Tumbas abiertas, desde Centroamérica hasta Estados Unidos

Washington (EE.UU.), 16 jun (Minds/EFE).- La frontera entre México y EEUU es la más mortal de América, según la Organización Internacional para las Migraciones (OIM): en ella se registraron 6.951 muertes entre 1998 y 2016.

De acuerdo con los datos del Gobierno estadounidense, unas 3.000 muertes se produjeron en el estado de Arizona, especialmente en el desierto de Sonora, uno de los puntos de cruce más peligrosos junto al río Grande (Texas).

El centro Colibrí, en Tucson (Arizona), ayuda a identificar los restos encontrados en la frontera y ha registrado hasta ahora 2.500 desaparecidos en el cruce.

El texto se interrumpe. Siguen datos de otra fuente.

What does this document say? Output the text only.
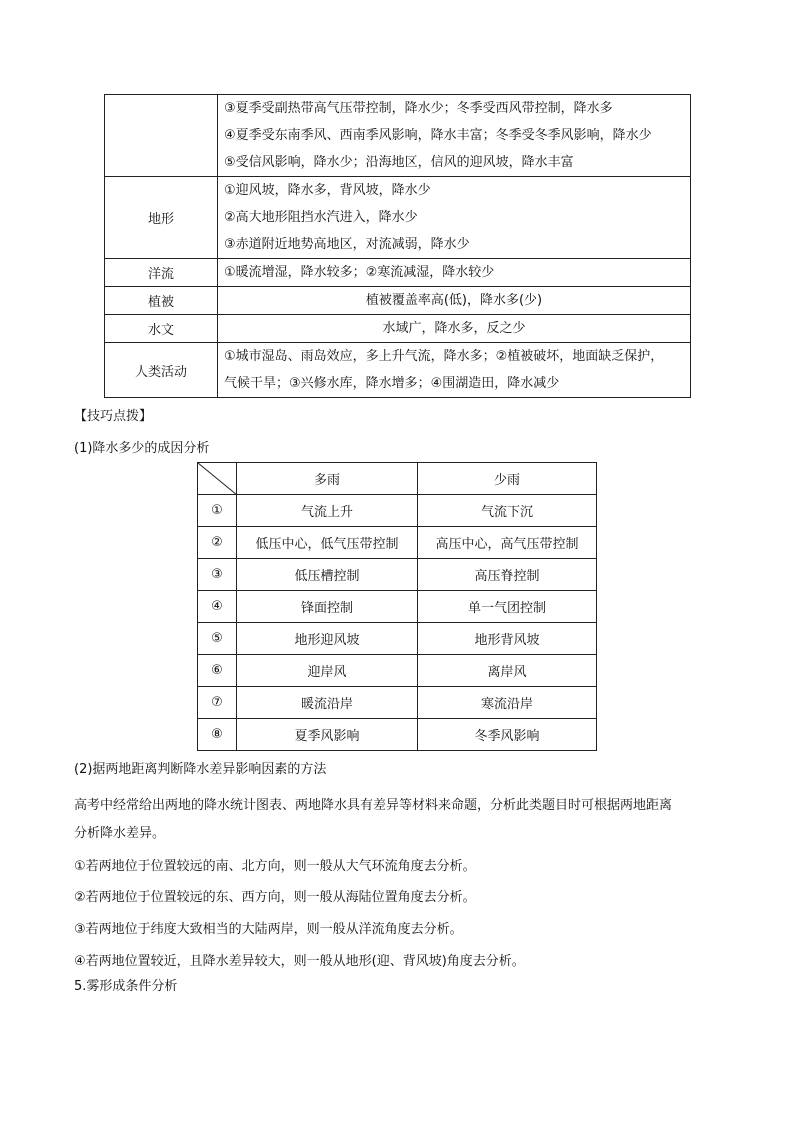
	③夏季受副热带高气压带控制，降水少；冬季受西风带控制，降水多
④夏季受东南季风、西南季风影响，降水丰富；冬季受冬季风影响，降水少
⑤受信风影响，降水少；沿海地区，信风的迎风坡，降水丰富

地形	①迎风坡，降水多，背风坡，降水少
②高大地形阻挡水汽进入，降水少
③赤道附近地势高地区，对流减弱，降水少

洋流	①暖流增湿，降水较多；②寒流减湿，降水较少

植被	植被覆盖率高(低)，降水多(少)

水文	水域广，降水多，反之少

人类活动	①城市湿岛、雨岛效应，多上升气流，降水多；②植被破坏，地面缺乏保护，
气候干旱；③兴修水库，降水增多；④围湖造田，降水减少
【技巧点拨】
(1)降水多少的成因分析
	多雨	少雨
①	气流上升	气流下沉
②	低压中心，低气压带控制	高压中心，高气压带控制
③	低压槽控制	高压脊控制
④	锋面控制	单一气团控制
⑤	地形迎风坡	地形背风坡
⑥	迎岸风	离岸风
⑦	暖流沿岸	寒流沿岸
⑧	夏季风影响	冬季风影响
(2)据两地距离判断降水差异影响因素的方法
高考中经常给出两地的降水统计图表、两地降水具有差异等材料来命题，分析此类题目时可根据两地距离
分析降水差异。
①若两地位于位置较远的南、北方向，则一般从大气环流角度去分析。
②若两地位于位置较远的东、西方向，则一般从海陆位置角度去分析。
③若两地位于纬度大致相当的大陆两岸，则一般从洋流角度去分析。
④若两地位置较近，且降水差异较大，则一般从地形(迎、背风坡)角度去分析。
5.雾形成条件分析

Toma muestras de ADN de los familiares que denuncian desapariciones y los compara con los restos que obtiene el médico forense del Condado de Pima, en el sur de Arizona, donde se halla el desierto de Sonora.

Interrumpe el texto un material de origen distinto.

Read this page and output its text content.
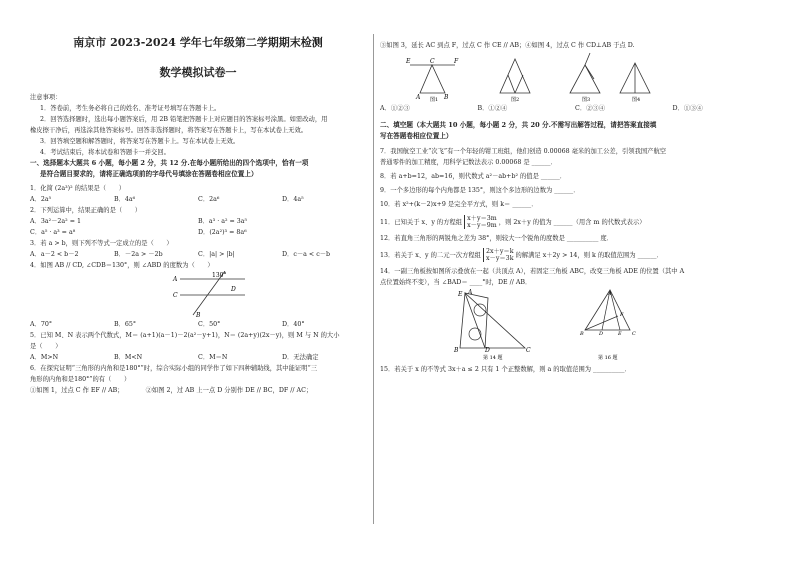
南京市 2023-2024 学年七年级第二学期期末检测

数学模拟试卷一

注意事项：
1．答卷前，考生务必将自己的姓名、准考证号填写在答题卡上。
2．回答选择题时，选出每小题答案后，用 2B 铅笔把答题卡上对应题目的答案标号涂黑。如需改动，用
橡皮擦干净后，再选涂其他答案标号。回答非选择题时，将答案写在答题卡上，写在本试卷上无效。
3．回答填空题和解答题时，将答案写在答题卡上。写在本试卷上无效。
4．考试结束后，将本试卷和答题卡一并交回。
一、选择题本大题共 6 小题，每小题 2 分，共 12 分.在每小题所给出的四个选项中，恰有一项
是符合题目要求的，请将正确选项前的字母代号填涂在答题卷相应位置上）
1．化简 (2a³)² 的结果是（　　）
A．2a⁵	B．4a⁶	C．2a⁶	D．4a⁵
2．下列运算中，结果正确的是（　　）
A．3a²－2a² = 1	B．a³ · a² = 3a⁵
C．a⁵ · a³ = a⁸	D．(2a²)³ = 8a⁶
3．若 a > b，则下列不等式一定成立的是（　　）
A．a－2 < b－2	B．－2a > －2b	C．|a| > |b|	D．c－a < c－b
4．如图 AB // CD, ∠CDB＝130°，则 ∠ABD 的度数为（　　）
130°
A
C
D
B
A．70°	B．65°	C．50°	D．40°
5．已知 M、N 表示两个代数式，M＝ (a+1)(a－1)－2(a²－y+1)，N＝ (2a+y)(2x－y)，则 M 与 N 的大小
是（　　）
A．M>N	B．M<N	C．M＝N	D．无法确定
6．在探究证明“三角形的内角和是180°”时，综合实际小组的同学作了如下四种辅助线，其中能证明“三
角形的内角和是180°”的有（　　）
①如图 1，过点 C 作 EF // AB；　　　　②如图 2，过 AB 上一点 D 分别作 DE // BC，DF // AC；
③如图 3，延长 AC 到点 F，过点 C 作 CE // AB；④如图 4，过点 C 作 CD⊥AB 于点 D.
E	C	F
A	B
图1	图2	图3	图4
A．①②③	B．①②④	C．②③④	D．①③④
二、填空题（本大题共 10 小题，每小题 2 分，共 20 分.不需写出解答过程，请把答案直接填
写在答题卷相应位置上）
7．我国航空工业“次飞”有一个年轻的钳工班组，他们创造 0.00068 毫米的加工公差，引领我国产航空
普通零件的加工精度，用科学记数法表示 0.00068 是 ______．
8．若 a+b=12，ab=16，则代数式 a²－ab+b² 的值是 ______．
9．一个多边形的每个内角都是 135°，则这个多边形的边数为 ______．
10．若 x²+(k－2)x+9 是完全平方式，则 k＝ ______．
11．已知关于 x、y 的方程组 x＋y＝3m
x－y＝9m ，则 2x＋y 的值为 ______（用含 m 的代数式表示）
12．若直角三角形的两锐角之差为 38°，则较大一个锐角的度数是 __________ 度．
13．若关于 x、y 的二元一次方程组 2x＋y＝k
x－y＝3k 的解满足 x＋2y > 14，则 k 的取值范围为 ______．
14．一副三角板按如图所示叠放在一起（共顶点 A），若固定三角板 ABC，改变三角板 ADE 的位置（其中 A
点位置始终不变），当 ∠BAD＝ ____°时，DE // AB．
E A
B	C
D
第 14 题
A
B	C
D	E
F
第 16 题
15．若关于 x 的不等式 3x＋a ≤ 2 只有 1 个正整数解，则 a 的取值范围为 __________．
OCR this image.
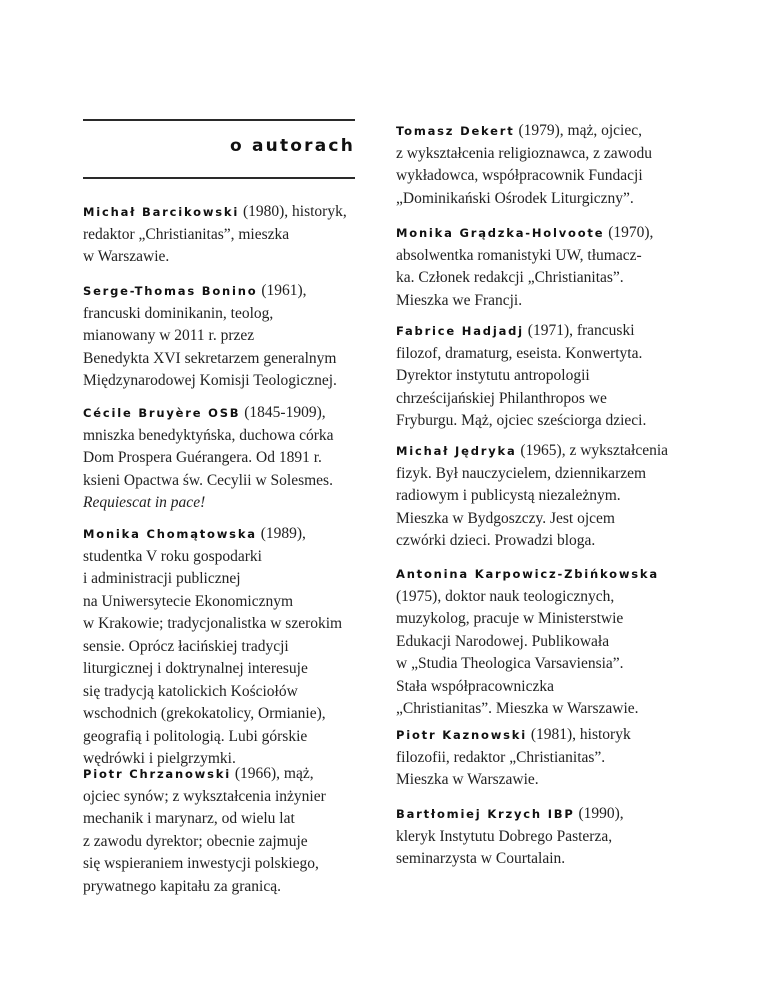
o autorach
Michał Barcikowski (1980), historyk,
redaktor „Christianitas”, mieszka
w Warszawie.
Serge-Thomas Bonino (1961),
francuski dominikanin, teolog,
mianowany w 2011 r. przez
Benedykta XVI sekretarzem generalnym
Międzynarodowej Komisji Teologicznej.
Cécile Bruyère OSB (1845-1909),
mniszka benedyktyńska, duchowa córka
Dom Prospera Guérangera. Od 1891 r.
ksieni Opactwa św. Cecylii w Solesmes.
Requiescat in pace!
Monika Chomątowska (1989),
studentka V roku gospodarki
i administracji publicznej
na Uniwersytecie Ekonomicznym
w Krakowie; tradycjonalistka w szerokim
sensie. Oprócz łacińskiej tradycji
liturgicznej i doktrynalnej interesuje
się tradycją katolickich Kościołów
wschodnich (grekokatolicy, Ormianie),
geografią i politologią. Lubi górskie
wędrówki i pielgrzymki.
Piotr Chrzanowski (1966), mąż,
ojciec synów; z wykształcenia inżynier
mechanik i marynarz, od wielu lat
z zawodu dyrektor; obecnie zajmuje
się wspieraniem inwestycji polskiego,
prywatnego kapitału za granicą.
Tomasz Dekert (1979), mąż, ojciec,
z wykształcenia religioznawca, z zawodu
wykładowca, współpracownik Fundacji
„Dominikański Ośrodek Liturgiczny”.
Monika Grądzka-Holvoote (1970),
absolwentka romanistyki UW, tłumacz-
ka. Członek redakcji „Christianitas”.
Mieszka we Francji.
Fabrice Hadjadj (1971), francuski
filozof, dramaturg, eseista. Konwertyta.
Dyrektor instytutu antropologii
chrześcijańskiej Philanthropos we
Fryburgu. Mąż, ojciec sześciorga dzieci.
Michał Jędryka (1965), z wykształcenia
fizyk. Był nauczycielem, dziennikarzem
radiowym i publicystą niezależnym.
Mieszka w Bydgoszczy. Jest ojcem
czwórki dzieci. Prowadzi bloga.
Antonina Karpowicz-Zbińkowska
(1975), doktor nauk teologicznych,
muzykolog, pracuje w Ministerstwie
Edukacji Narodowej. Publikowała
w „Studia Theologica Varsaviensia”.
Stała współpracowniczka
„Christianitas”. Mieszka w Warszawie.
Piotr Kaznowski (1981), historyk
filozofii, redaktor „Christianitas”.
Mieszka w Warszawie.
Bartłomiej Krzych IBP (1990),
kleryk Instytutu Dobrego Pasterza,
seminarzysta w Courtalain.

“Es importante porque estás dando a la familia una respuesta que ha estado esperando durante mucho tiempo”, explicó a Efe Reyna Araibi, del Centro Colibrí.

El objetivo es cerrar las heridas y evitar una experiencia de revictimización como la que sufrió la guatemalteca Lisy Santos Mérida, de 32 años.

Su marido puso rumbo a EEUU en 2010 y, un año después, las autoridades guatemaltecas la llamaron para decirle que habían encontrado sus restos.

“Me dijeron que lo habían encontrado y que iban a hacer una cremación, yo en ese momento no me di cuenta, pero luego pensé, ¿cómo van a quemar sus restos sin que yo lo identifique?”, recordó a Efe por teléfono desde Guatemala.

Trató de impedir la cremación, pero no pudo.

“Sostenía esa cajita en la que se supone que estaba mi marido” y, al llegar a su San Marcos natal, calló ante sus hijos y preparó un “entierro digno”, recordó.

En 2016, la OIM contabilizó algo más de 700 migrantes muertos en América en su camino hacia Estados Unidos, de ellos 75 en Centroamérica y 400 en la frontera México-EEUU.

Estas cifras no incluyen los desaparecidos contabilizados por los comités de familiares y cifrados en 450 hondureños, 350 salvadoreños y unos 80 guatemaltecos, según la ONG mexicana Fundación para la Justicia y el Estado Democrático de Derecho (FJEDD).

El fenómeno de desapariciones masivas en México se engloba dentro del actual clima de guerra contra el narcotráfico y, de hecho, en la última década, el Gobierno ha registrado la desaparición de 30.000 personas.

En esa cifra se incluyen los propios migrantes, especialmente vulnerables a las garras del “narco”, según Maureen Meyer, de la Oficina en Washington para Asuntos Latinoamericanos.

“Hemos visto en la última década, en el contexto de la expansión del crimen organizado en México, una criminalidad enfocada en los migrantes por ser un blanco fácil de agarrar, por ser visibles, fáciles de identificar como migrantes y que, en muchos casos, caminan por una ruta predeterminada. Es un problema que ha existido durante mucho tiempo, pero que ahora es más visible”, explicó a Efe Meyer.